Neste sentido, como afirma Vives Antón, «deve falar-se de um processo penal da presunção de inocência, como um processo penal que se inspira nela como primeiro postulado, isto é, como momento inicial de uma perspectiva em que os direitos fundamentais do arguido devem ocupar o primeiro plano»[23].
Os direitos fundamentais substantivos adquirem, pois, uma dimensão procedimental; são regras básicas de todos os procedimentos democráticos de modo que nenhum deles pode qualificar-se de constitucionalmente legítimo se não os respeita no seu desenvolvimento. O que é especialmente válido no processo penal. A afirmação da pretensão punitiva do Estado comporta uma ingerência máxima na liberdade do arguido e no núcleo mais sagrado dos seus direitos fundamentais exigindo-se, portanto, que o procedimento para a sua eventual satisfação seja especialmente respeitoso de tais direitos[24].
 As medidas de coacção, particularmente limitativas da liberdade pessoal, conformam um dos mais severos constrangimentos que o Estado pode impor aos cidadãos.
Por isso, no nosso direito processual penal, na concretização dos ditames constitucionais, estão expressamente vinculadas a princípios de legalidade, de necessidade, de adequação e de proporcionalidade, o que significa que a liberdade das pessoas só pode ser limitada, total ou parcialmente, em função de exigências processuais de natureza cautelar, pelas medidas de coacção previstas na lei e que estas medidas devem ser adequadas às exigências do caso e proporcionais à gravidade do crime e às sanções que previsivelmente venham a ser aplicadas (artigos 191.º e 193.º do Código de Processo Penal).

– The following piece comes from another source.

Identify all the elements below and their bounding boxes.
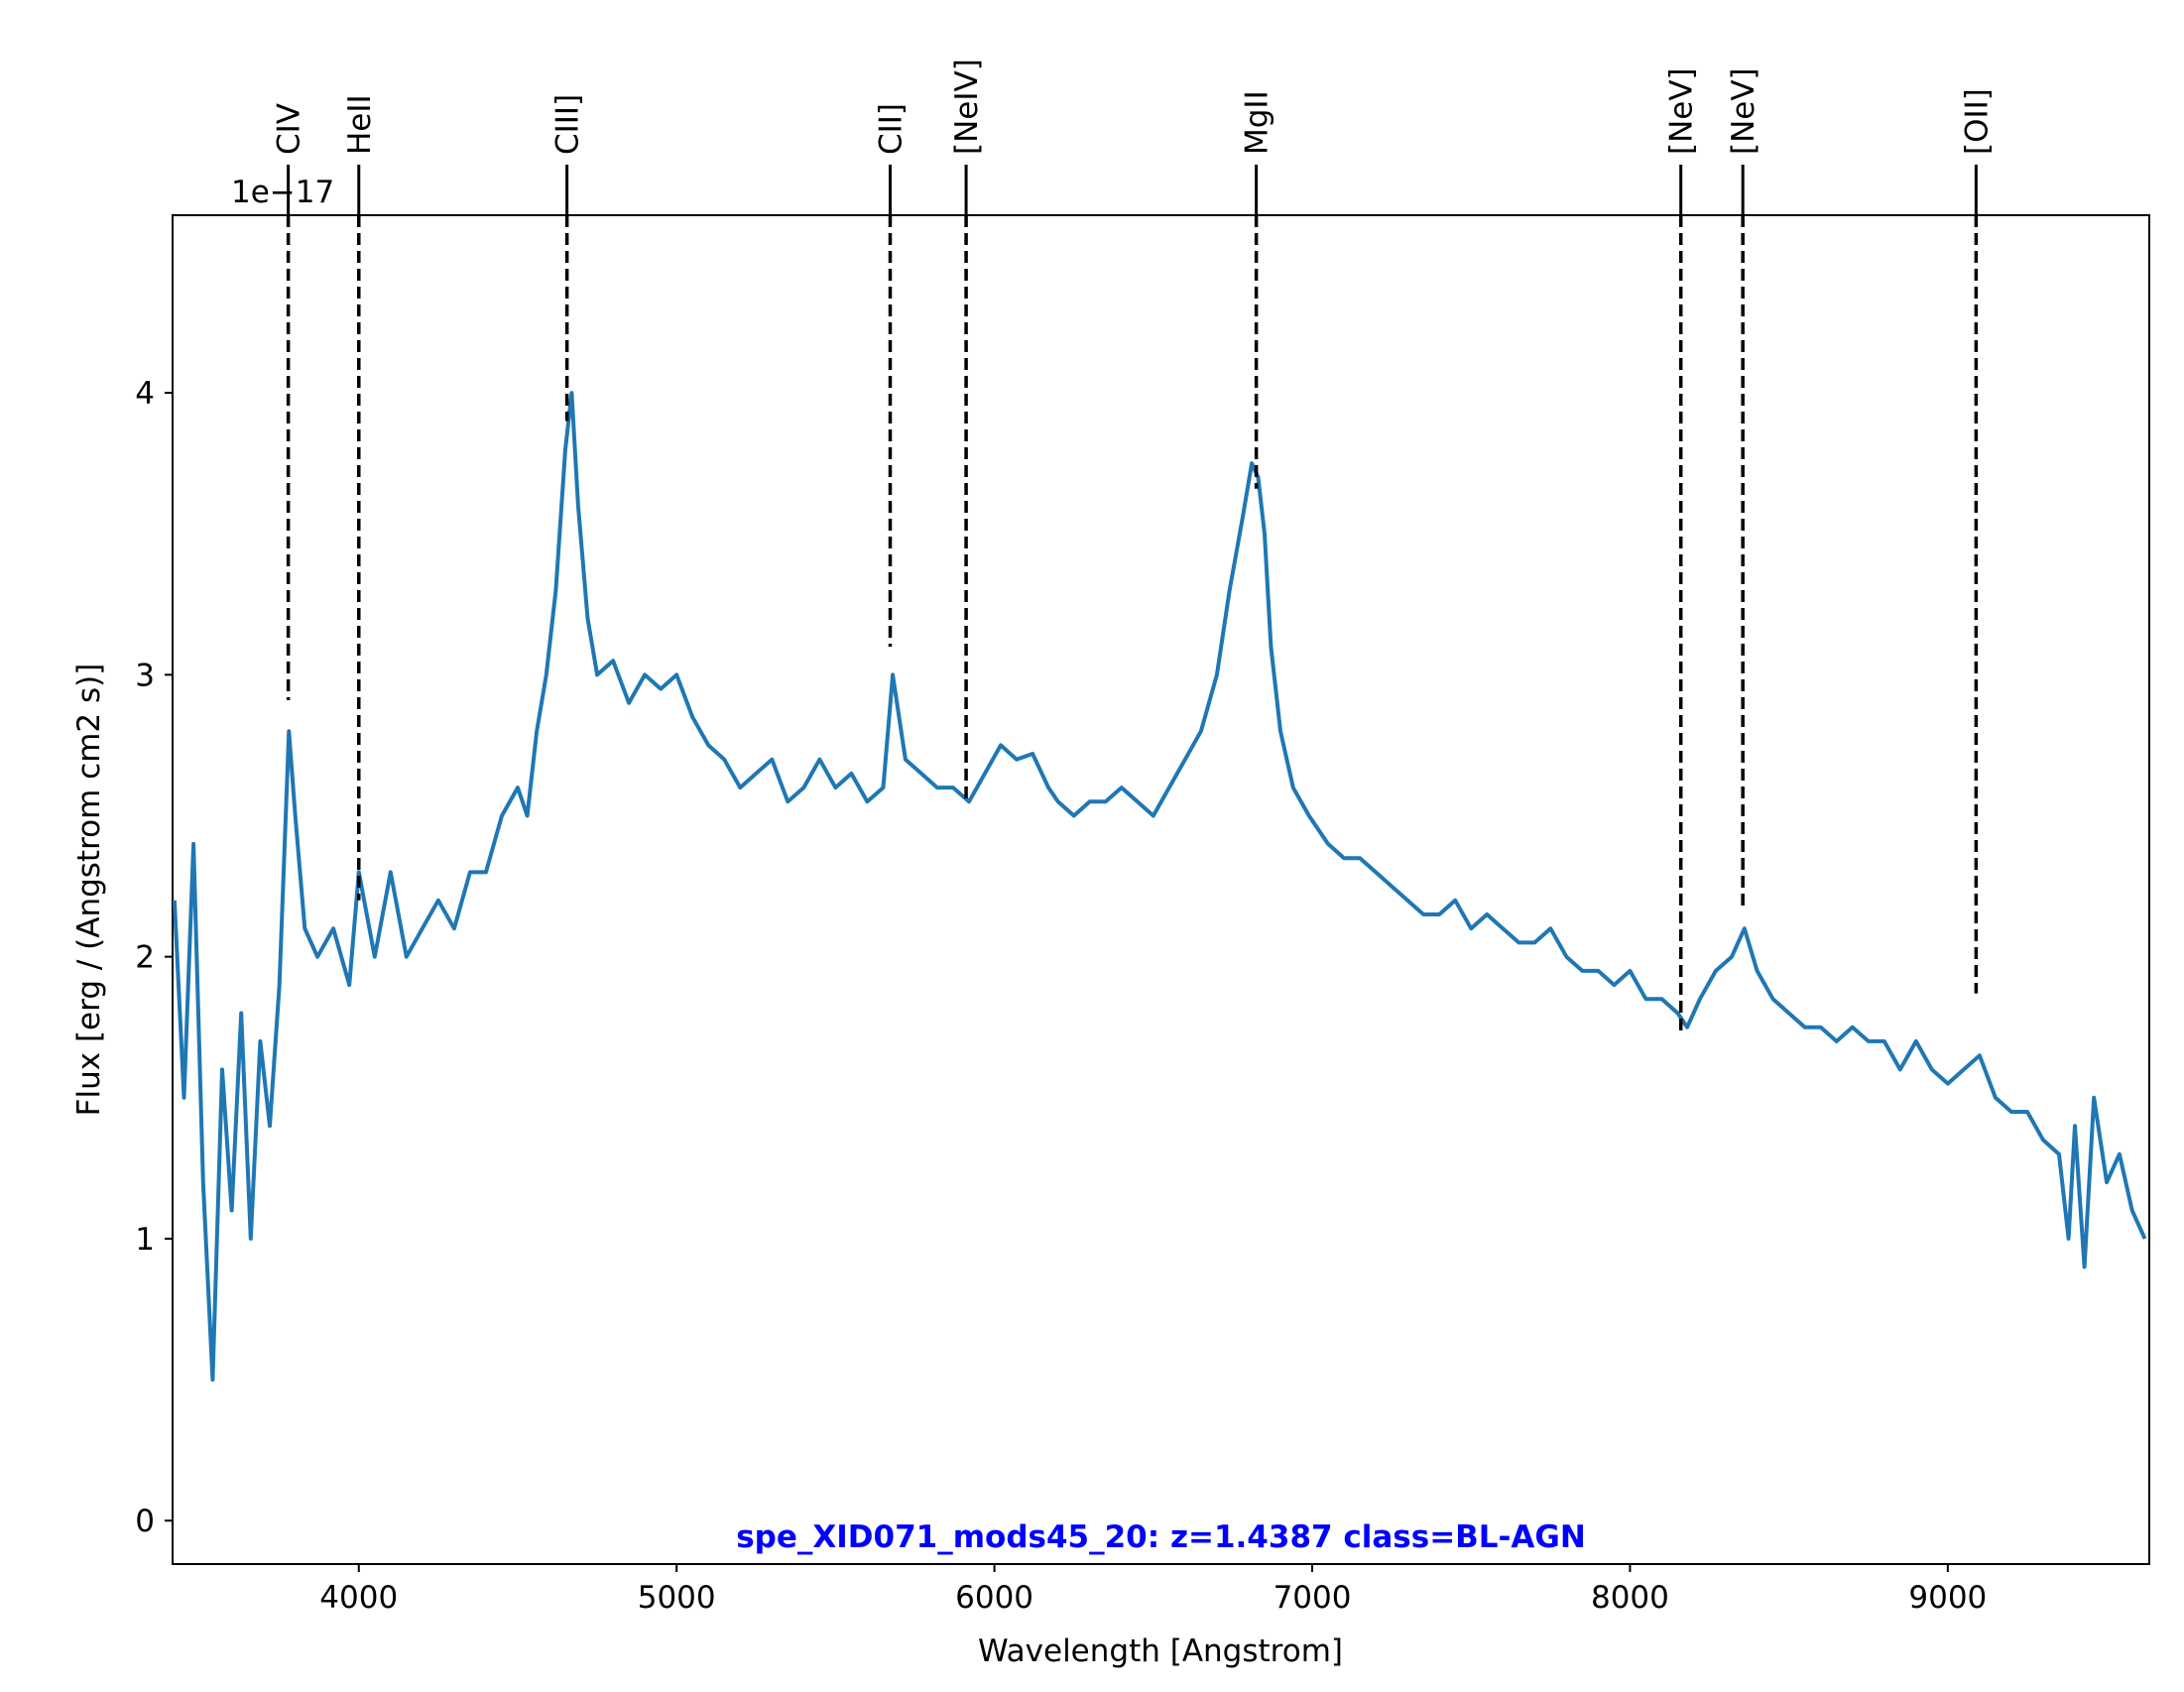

Por outro lado, a prisão preventiva é subsidiária o que significa que só pode aplicar-se nos casos previstos na lei desde que se mostrem inadequadas ou insuficientes as outras medidas de coacção.
Também a medida de obrigação de permanência na habitação supondo o confinamento a um espaço fechado reclama a inadequação ou insuficiência de formas menos gravosas de restrição da liberdade (artigo 201.º do Código de Processo Penal).

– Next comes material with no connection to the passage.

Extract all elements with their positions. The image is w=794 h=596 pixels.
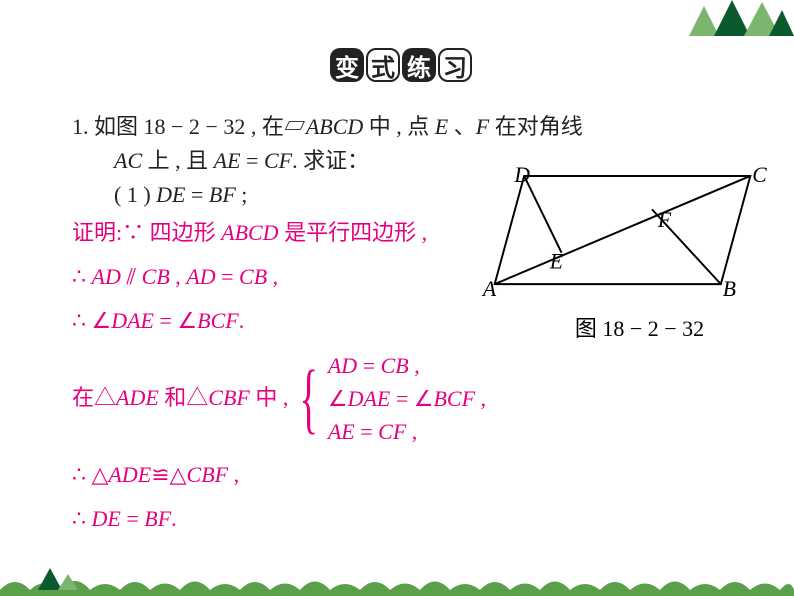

Restará dizer que a detenção se caracteriza pela provisoriedade e pelas finalidades específicas que serve (artigo 254.º).
13. Pois bem. É também por um imperativo de justiça material que, verificado o pressuposto da anterioridade do facto por que o arguido deva cumprir pena de prisão num processo, relativamente à decisão final do processo em que foi sujeito a medidas processuais privativas de liberdade, essas medidas processuais devem aproveitar-lhe no cumprimento da pena.
E para que se garanta, da forma mais eficaz possível, que ao arguido aproveitam as medidas processuais privativas da liberdade a que foi sujeito, não se pode sustentar que o desconto de tais medidas no cumprimento da pena só deva ser efectuado depois de proferida decisão final no processo no âmbito do qual foram aplicadas.
O retardamento do desconto até ao momento em que se verifique, no processo em que o arguido a elas foi sujeito, a prolação da decisão final incrementa as situações de “desperdício” do tempo de privação de liberdade, em razão de medidas processuais, quer dizer, de esse tempo não aproveitar ou não aproveitar, por inteiro, ao arguido.
Bastará considerar as hipóteses de, no processo onde o arguido foi sujeito a medidas processuais de privação da liberdade, não haver lugar ao desconto. Esperar pela decisão final, a fim de se comprovar que não há lugar, nesse processo, a qualquer desconto, quando o tempo de privação de liberdade, em razão de medidas processuais, é susceptível de atingir períodos consideráveis (pense-se, por exemplo, nos prazos de prisão preventiva e de obrigação de permanência na habitação que podem decorrer da aplicação do n.º 6 do artigo 215.º do Código de Processo Penal), poderá significar o cumprimento da pena ou o cumprimento de parte muito substancial da pena enquanto se aguarda pela decisão final no processo no âmbito do qual o arguido sofreu medidas processuais de privação de liberdade.
Ou seja, entre o momento em que o arguido é colocado em cumprimento de pena à ordem de um processo e a prolação da decisão final no processo em que foi sujeito a medidas processuais privativas de liberdade pode decorrer um período de tempo tal que, correspondendo por inteiro à pena a cumprir ou a parte da pena a cumprir (restando para cumprir medida inferior ao tempo de privação de liberdade sofrido), determine o não aproveitamento, total ou parcial, do tempo de privação de liberdade, em razão da aplicação de medidas processuais.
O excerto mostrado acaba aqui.